Moncho respiró oxígeno, se emborrachó de naturaleza. Hasta que, el día 15 de julio, el doctor Chaos le reclamó por teléfono. «Vente en seguida. Tengo la clínica llena de alemanes fugitivos y sin los análisis estoy perdido». Moncho y Eva hicieron el equipaje y se volvieron a Gerona, primero saltando de camión en camión y luego en tren. Justo aquel día el Ejército ruso entró en Finlandia y se anexionó Carelia, sin que apenas nadie le prestase atención.
VERANO CALIENTE. Churchill pronunció un discurso en los Comunes. «No olvidaré nunca el inmenso servicio que España nos prestó cuando nuestro desembarco en África». «No siento ninguna simpatía por los que consideran inteligente y divertido injuriar al gobierno español cada vez que se presenta la ocasión». «Ya que digo hoy, aquí, palabras amables de cara a España, dejadme añadir que ella será un poderoso factor de paz en el Mediterráneo después de la guerra. Los problemas de política interior no interesan más que a los españoles. No nos concierne inmiscuirnos en sus asuntos».
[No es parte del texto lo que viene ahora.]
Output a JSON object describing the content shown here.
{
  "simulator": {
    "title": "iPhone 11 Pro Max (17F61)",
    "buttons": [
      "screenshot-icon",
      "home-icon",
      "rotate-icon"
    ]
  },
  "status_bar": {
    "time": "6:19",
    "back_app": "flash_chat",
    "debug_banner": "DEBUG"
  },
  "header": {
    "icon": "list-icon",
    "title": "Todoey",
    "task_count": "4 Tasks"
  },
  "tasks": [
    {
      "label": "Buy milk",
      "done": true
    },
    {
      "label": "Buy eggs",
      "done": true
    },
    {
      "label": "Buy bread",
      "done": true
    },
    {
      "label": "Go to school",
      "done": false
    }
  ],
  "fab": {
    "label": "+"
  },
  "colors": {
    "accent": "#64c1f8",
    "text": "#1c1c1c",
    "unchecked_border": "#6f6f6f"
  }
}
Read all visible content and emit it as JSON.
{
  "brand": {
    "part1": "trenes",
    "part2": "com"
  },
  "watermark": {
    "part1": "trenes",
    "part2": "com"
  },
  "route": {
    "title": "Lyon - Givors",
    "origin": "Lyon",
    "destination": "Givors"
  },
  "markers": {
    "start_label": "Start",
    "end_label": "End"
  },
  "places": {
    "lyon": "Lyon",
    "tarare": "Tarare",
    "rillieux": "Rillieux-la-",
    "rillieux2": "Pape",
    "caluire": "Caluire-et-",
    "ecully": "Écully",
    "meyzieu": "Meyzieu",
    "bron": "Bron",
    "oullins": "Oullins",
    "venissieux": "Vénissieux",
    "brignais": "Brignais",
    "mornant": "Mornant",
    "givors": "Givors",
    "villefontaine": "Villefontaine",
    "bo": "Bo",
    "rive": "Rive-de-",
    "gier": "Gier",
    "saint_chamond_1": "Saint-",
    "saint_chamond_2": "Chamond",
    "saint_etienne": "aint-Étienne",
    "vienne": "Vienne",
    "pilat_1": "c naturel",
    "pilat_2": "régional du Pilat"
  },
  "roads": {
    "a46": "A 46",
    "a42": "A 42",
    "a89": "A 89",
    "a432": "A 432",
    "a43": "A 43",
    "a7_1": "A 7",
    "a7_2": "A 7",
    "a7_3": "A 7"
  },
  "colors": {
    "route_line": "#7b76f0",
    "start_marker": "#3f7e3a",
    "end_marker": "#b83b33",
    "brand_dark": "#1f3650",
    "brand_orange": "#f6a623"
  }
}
Por su parte, Roosevelt fue la otra cara de la medalla. Arremetió contra el Estado franquista. «Nuestra victoria sobre Alemania acarreará la exterminación de la ideología nazi y otras similares. No hay lugar en las Naciones Unidas para un gobierno fundado en los principios fascistas. El régimen español actual se ha identificado en el pasado con nuestros enemigos».
Nadie, ni siquiera Julio García, comprendió tan dispar versión de las posibles responsabilidades. Precisamente acababa de recibir una carta de Matías en la que éste le decía que sí, que posiblemente en un futuro no muy lejano volverían a verse. Era la primera vez en mucho tiempo que Julio García se puso nervioso. Por suerte, Amparo le pidió, oportunamente, que la llevara otra vez a las cataratas del Niágara.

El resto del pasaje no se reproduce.